A Day In The Life With UFC's Jeff Novitzky
UFC VP/Athlete Health & Performance JEFF NOVITZKY previously served as an agent for the Food & Drug Administration, where he investigated high profile steroid cases involving athletes such as ROGER CLEMENS and LANCE ARMSTRONG. Now with the UFC, his focus has turned to making sure that fighters succeed and understand which medication and supplements they are allowed to take under the anti-doping program. Novitzky recently spoke with THE DAILY to detail what a typical day can look like for him.
6:00-7:00am: First thing I do is go right to the phone. I sleep with a phone next to my bed. We have over 500 athletes spread around 46 countries, so no matter what time of day it is, someone is going to be up. Athletes are having to make decisions on what supplements they are taking, make sure what medications they are using are proper. Often times I am returning one of those calls, texts, emails, to an athlete.
7:00-8:00am: A couple cups of coffee and then I get on social media to see if there is any type of chatter out there that relates to my department. I will make face-time calls to my fiancée, who is a federal agent in the Bay Area, and my three kids.
8:00-10:00am: I typically do an hour and a half to two-hour workout. I’m around some of the most conditioned athletes in the world, so it’s important for credibility purposes that I keep myself in shape. My workout usually consists of riding a bike. I live really close to Red Rock National Park, so I have a 20-mile loop that I use. I have some weights at home that I usually hit as well. At the end of my workout I do breakfast. It is the same thing whether I am at home or on the road.
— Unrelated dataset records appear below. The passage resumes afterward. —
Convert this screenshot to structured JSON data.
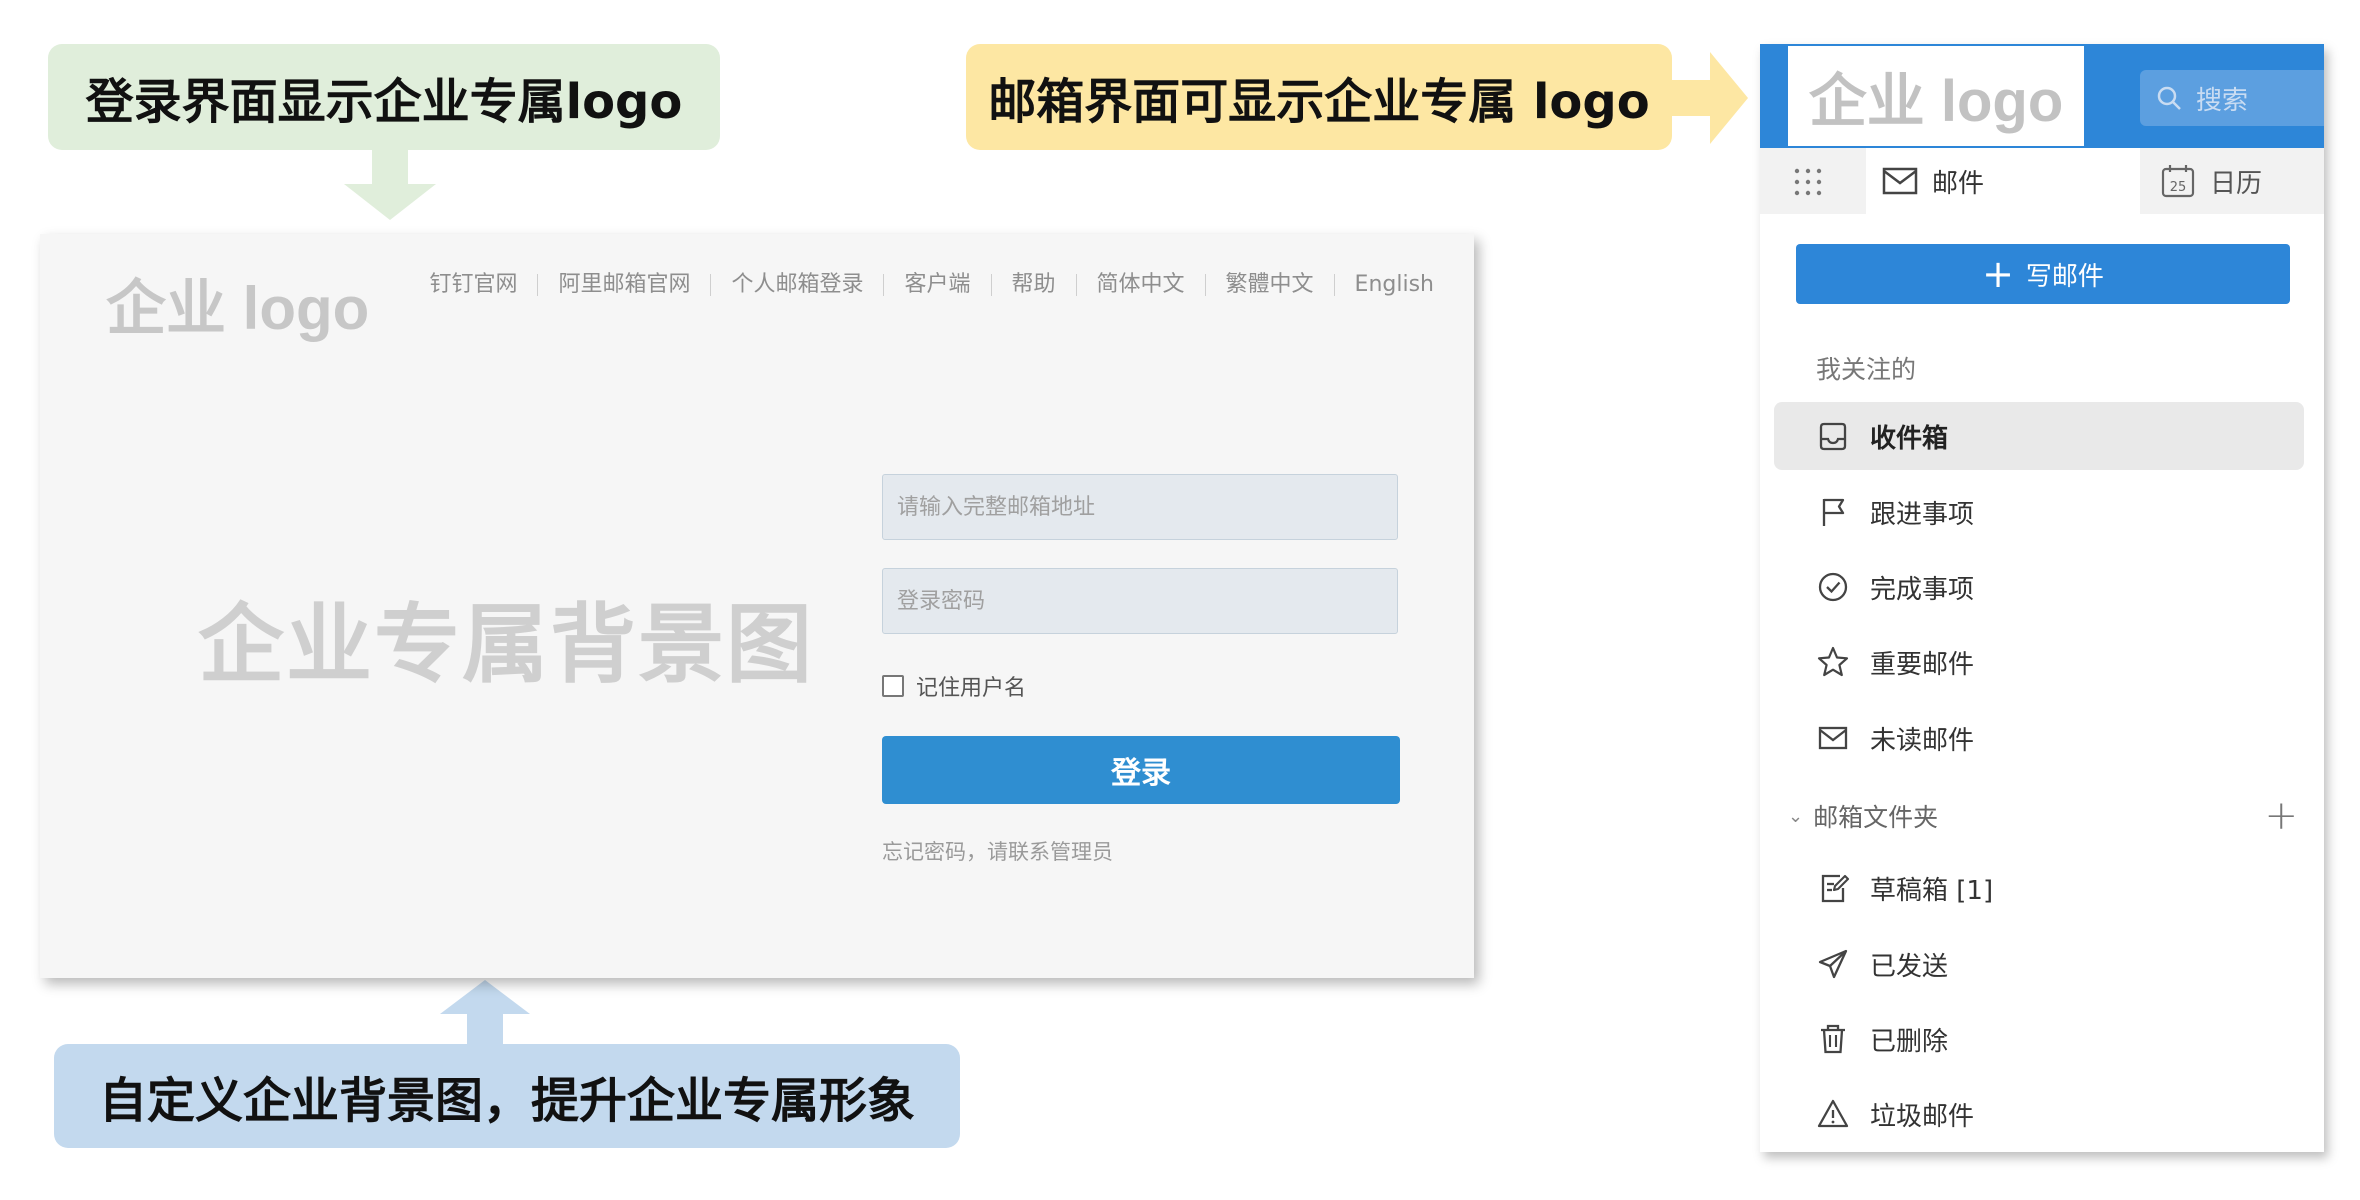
{
  "callouts": {
    "login_logo": "登录界面显示企业专属logo",
    "mail_logo": "邮箱界面可显示企业专属 logo",
    "background": "自定义企业背景图，提升企业专属形象"
  },
  "colors": {
    "green_callout": "#e0eedb",
    "yellow_callout": "#fde7a3",
    "blue_callout": "#c3d9ee",
    "accent": "#2d86d8",
    "login_button": "#2f8ed1"
  },
  "login": {
    "logo": "企业 logo",
    "nav": [
      "钉钉官网",
      "阿里邮箱官网",
      "个人邮箱登录",
      "客户端",
      "帮助",
      "简体中文",
      "繁體中文",
      "English"
    ],
    "background_text": "企业专属背景图",
    "email_placeholder": "请输入完整邮箱地址",
    "password_placeholder": "登录密码",
    "remember": "记住用户名",
    "submit": "登录",
    "forgot": "忘记密码，请联系管理员"
  },
  "mail": {
    "logo": "企业 logo",
    "search": "搜索",
    "tabs": {
      "mail": "邮件",
      "calendar": "日历",
      "calendar_day": "25"
    },
    "compose": "写邮件",
    "followed_label": "我关注的",
    "followed": [
      {
        "label": "收件箱",
        "icon": "inbox-icon"
      },
      {
        "label": "跟进事项",
        "icon": "flag-icon"
      },
      {
        "label": "完成事项",
        "icon": "check-circle-icon"
      },
      {
        "label": "重要邮件",
        "icon": "star-icon"
      },
      {
        "label": "未读邮件",
        "icon": "envelope-icon"
      }
    ],
    "folders_label": "邮箱文件夹",
    "folders": [
      {
        "label": "草稿箱 [1]",
        "icon": "draft-icon"
      },
      {
        "label": "已发送",
        "icon": "send-icon"
      },
      {
        "label": "已删除",
        "icon": "trash-icon"
      },
      {
        "label": "垃圾邮件",
        "icon": "warning-icon"
      }
    ]
  }
}
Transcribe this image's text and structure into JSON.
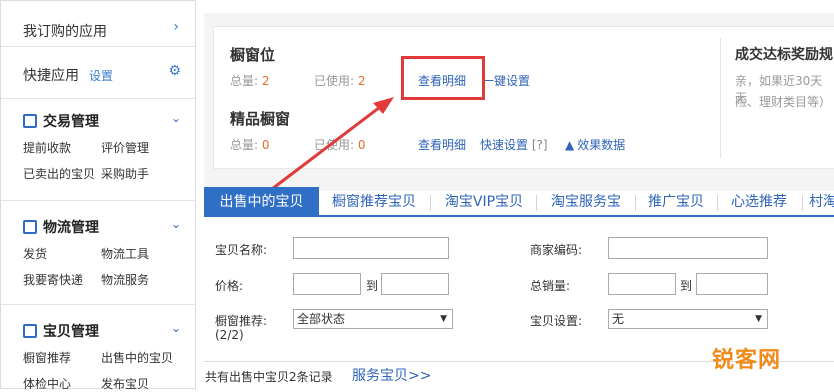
{
  "sidebar": {
    "subscribed": "我订购的应用",
    "quick_apps": "快捷应用",
    "settings_link": "设置",
    "trade": {
      "title": "交易管理",
      "links": [
        "提前收款",
        "评价管理",
        "已卖出的宝贝",
        "采购助手"
      ]
    },
    "logistics": {
      "title": "物流管理",
      "links": [
        "发货",
        "物流工具",
        "我要寄快递",
        "物流服务"
      ]
    },
    "items": {
      "title": "宝贝管理",
      "links": [
        "橱窗推荐",
        "出售中的宝贝",
        "体检中心",
        "发布宝贝"
      ]
    }
  },
  "window": {
    "title": "橱窗位",
    "total_label": "总量:",
    "total_value": "2",
    "used_label": "已使用:",
    "used_value": "2",
    "view_detail": "查看明细",
    "one_click": "一键设置"
  },
  "premium": {
    "title": "精品橱窗",
    "total_label": "总量:",
    "total_value": "0",
    "used_label": "已使用:",
    "used_value": "0",
    "view_detail": "查看明细",
    "quick_set": "快速设置",
    "help": "[?]",
    "effect_data": "效果数据"
  },
  "reward": {
    "title": "成交达标奖励规",
    "line1": "亲，如果近30天无",
    "line2": "险、理财类目等）"
  },
  "tabs": [
    "出售中的宝贝",
    "橱窗推荐宝贝",
    "淘宝VIP宝贝",
    "淘宝服务宝",
    "推广宝贝",
    "心选推荐",
    "村淘"
  ],
  "filters": {
    "name_label": "宝贝名称:",
    "merchant_code_label": "商家编码:",
    "price_label": "价格:",
    "to1": "到",
    "total_sales_label": "总销量:",
    "to2": "到",
    "window_rec_label": "橱窗推荐:",
    "window_rec_count": "(2/2)",
    "window_rec_value": "全部状态",
    "item_setting_label": "宝贝设置:",
    "item_setting_value": "无"
  },
  "footer": {
    "count_text": "共有出售中宝贝2条记录",
    "service_link": "服务宝贝>>"
  },
  "watermark": "锐客网",
  "colors": {
    "accent": "#2f6fc6",
    "highlight_box": "#e03a3a",
    "number": "#e06b2b"
  }
}
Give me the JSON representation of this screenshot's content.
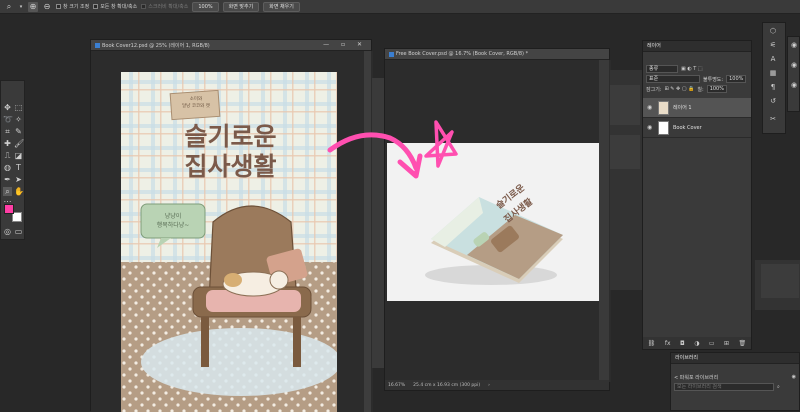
{
  "options_bar": {
    "check1_label": "창 크기 조정",
    "check2_label": "모든 창 확대/축소",
    "scrubby_label": "스크러비 확대/축소",
    "zoom_pct": "100%",
    "fit_btn": "화면 맞추기",
    "fill_btn": "화면 채우기"
  },
  "doc1": {
    "tab_title": "Book Cover12.psd @ 25% (레이어 1, RGB/8)",
    "cover_small_label_1": "소미와",
    "cover_small_label_2": "달냥 코코와 캣",
    "title_line1": "슬기로운",
    "title_line2": "집사생활",
    "bubble_line1": "냥냥이",
    "bubble_line2": "행복하다냥~"
  },
  "doc2": {
    "tab_title": "Free Book Cover.psd @ 16.7% (Book Cover, RGB/8) *",
    "mock_title_1": "슬기로운",
    "mock_title_2": "집사생활",
    "status_zoom": "16.67%",
    "status_info": "25.4 cm x 16.93 cm (300 ppi)"
  },
  "layers_panel": {
    "tab_label": "레이어",
    "kind_filter": "종류",
    "blend_mode": "표준",
    "opacity_label": "불투명도:",
    "opacity_value": "100%",
    "lock_label": "잠그기:",
    "fill_label": "칠:",
    "fill_value": "100%",
    "layers": [
      {
        "name": "레이어 1",
        "selected": true
      },
      {
        "name": "Book Cover",
        "selected": false
      }
    ],
    "footer_icons": [
      "link-icon",
      "fx-icon",
      "mask-icon",
      "adjustment-icon",
      "group-icon",
      "new-layer-icon",
      "trash-icon"
    ]
  },
  "libraries_panel": {
    "tab_label": "라이브러리",
    "current_library": "< 파워포 라이브러리",
    "search_placeholder": "모든 라이브러리 검색"
  },
  "colors": {
    "foreground": "#ff3ea5",
    "background": "#ffffff",
    "annotation": "#ff4fb0",
    "ps_accent": "#3b7fd1"
  }
}
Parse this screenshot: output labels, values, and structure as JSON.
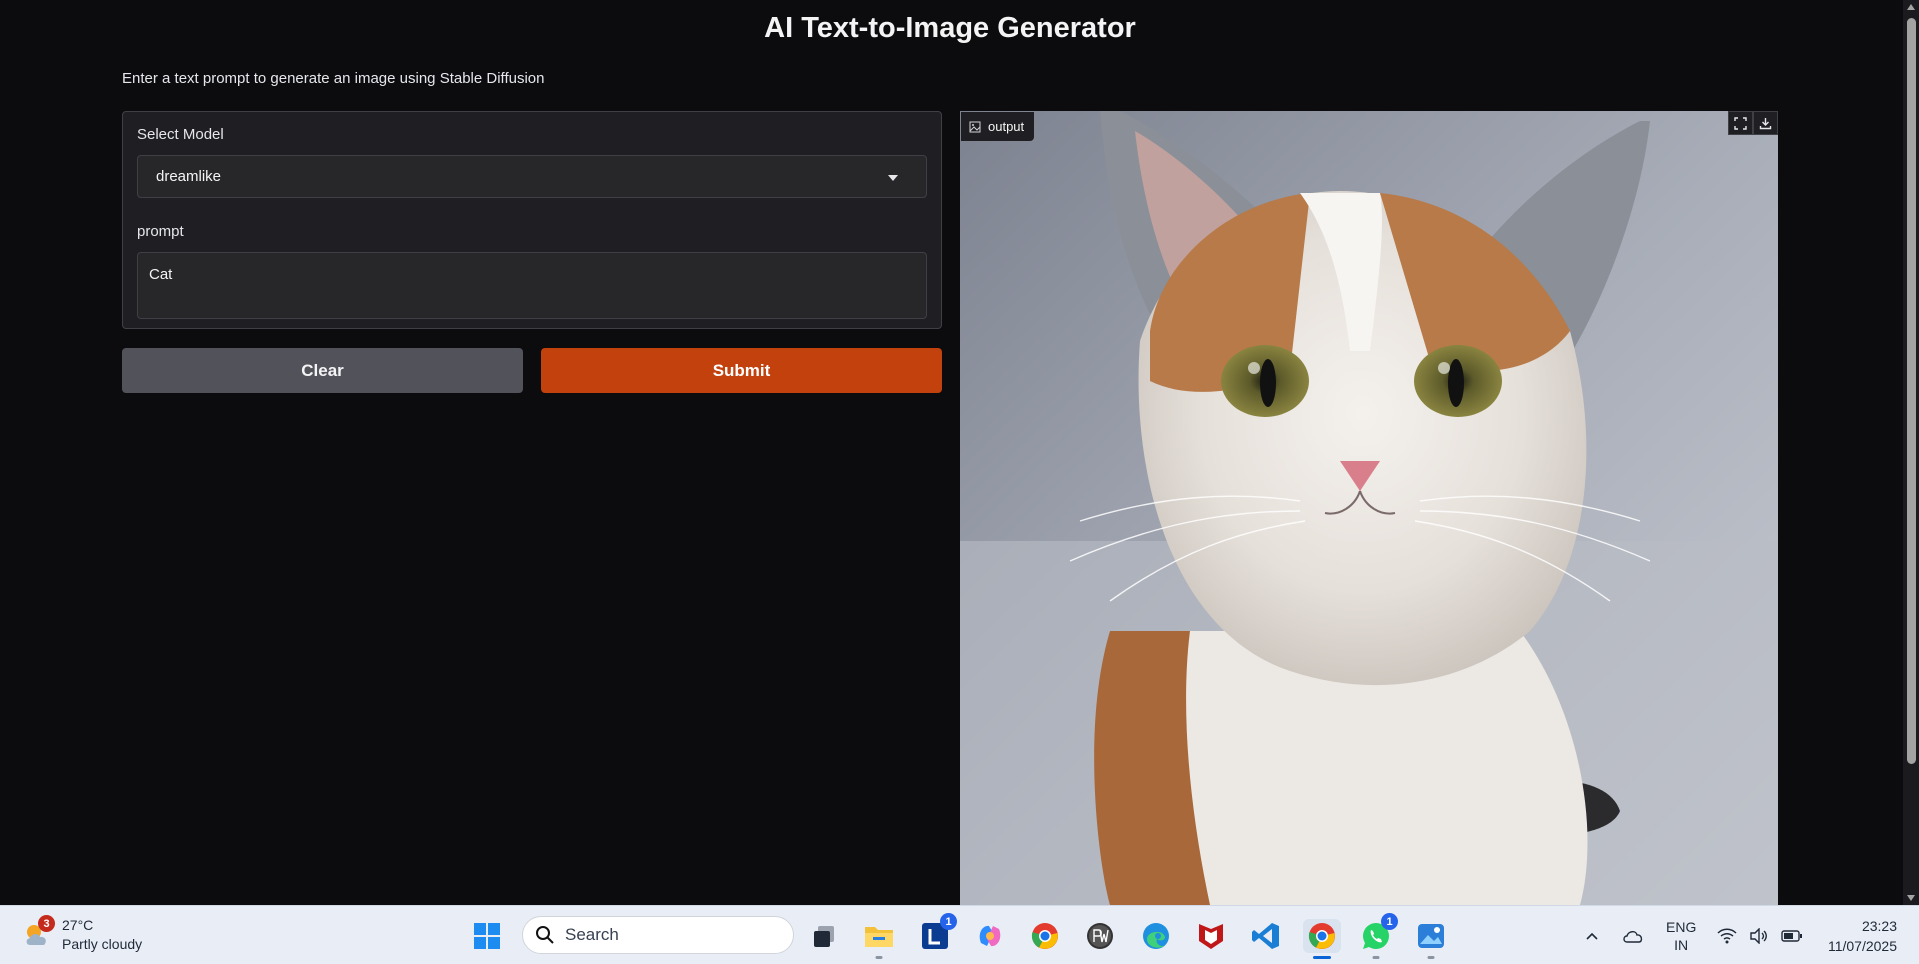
{
  "app": {
    "title": "AI Text-to-Image Generator",
    "subtitle": "Enter a text prompt to generate an image using Stable Diffusion",
    "model_label": "Select Model",
    "model_value": "dreamlike",
    "prompt_label": "prompt",
    "prompt_value": "Cat",
    "clear_label": "Clear",
    "submit_label": "Submit",
    "output_label": "output",
    "accent_color": "#c2410c"
  },
  "taskbar": {
    "weather_badge": "3",
    "weather_temp": "27°C",
    "weather_desc": "Partly cloudy",
    "search_placeholder": "Search",
    "icons": [
      "start-icon",
      "search-icon",
      "task-view-icon",
      "file-explorer-icon",
      "linkedin-learning-icon",
      "copilot-icon",
      "chrome-icon",
      "pw-app-icon",
      "edge-icon",
      "mcafee-icon",
      "vscode-icon",
      "chrome-active-icon",
      "whatsapp-icon",
      "photos-icon"
    ],
    "linkedin_badge": "1",
    "whatsapp_badge": "1",
    "lang_top": "ENG",
    "lang_bottom": "IN",
    "time": "23:23",
    "date": "11/07/2025"
  }
}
It’s Greek yogurt, a handful of almonds and some berries on top of that.
10:00am-12:00pm: I am dealing with various tasks throughout my department. That would include checking in with USADA, who administers our anti-doping program. At any given time, we have a dozen cases that are working their way through the pipeline. I am reaching out to athletic commissions where we have the upcoming fights to determine what their rules are and if they vary at all from our rules. If they do I notify the fighters, the coaches and the camps on those cards of those different rules.
12:00-1:00pm: Lunch at headquarters is usually at noon. The beautiful thing about the Performance Institute is that at any given time, we have a handful of UFC athletes that are working out and come and eat lunch in the same café that all of the employees do. When I am in Vegas I make it a point to go down there and eat. It’s an opportunity to have the five- to 10-minute chat whether you’re standing in line or sitting down at a table with an athlete.
1:00-6:00pm: I work with DONNA MARCOLINI, who is one of the original employees of the UFC. We are kind of a two-person shop, so this time includes checking in with her and divvying up responsibilities. I report to HUNTER CAMPBELL, who is our Senior Exec VP & Chief Legal Officer. If I am here in Vegas I check in with him and his office, or if I am out of town I call him and talk about ongoing cases and issues. If I am on the road, we stay in the host hotel where all of the fighters and coaches stay, and a big part of my job and Donna’s job is just developing relationships and establishing trust and credibility with the fighters, coaches and their camps. We never want a fighter to have a question and say, ‘I don’t really know Jeff or Donna too well, I’m just going to go ahead and take this supplement or medication.’ I never want that to happen.
6:00-7:00pm: It’s dinner time. If I'm in Vegas I'm usually grilling something outside, assuming it’s not boiling hot. I sit down and watch a little TV. My favorite shows on right now are “WICKED TUNA” and “DEADLIEST CATCH.” I have the fishing bug in me.
10:00pm: At the end of the day I kind of repeat what I did at the beginning of the day. I check out social media and see if there is any chatter. I check in via face-time with my fiancée and kids. She complains when I am with her, she makes me put my phone on vibrate because if you’re not a deep sleeper -- which she isn’t -- you will be waking up all night. I try to make it a point that if I hear that ring to wake up in the middle of the night. I think my record is 3:30am, B.J. PENN called. He was on Hawaii time. I actually answered the phone and answered his question.
11:00pm: Lights out, and assuming I’m not woken up in the middle of the night, I start it all over again at 6:00am.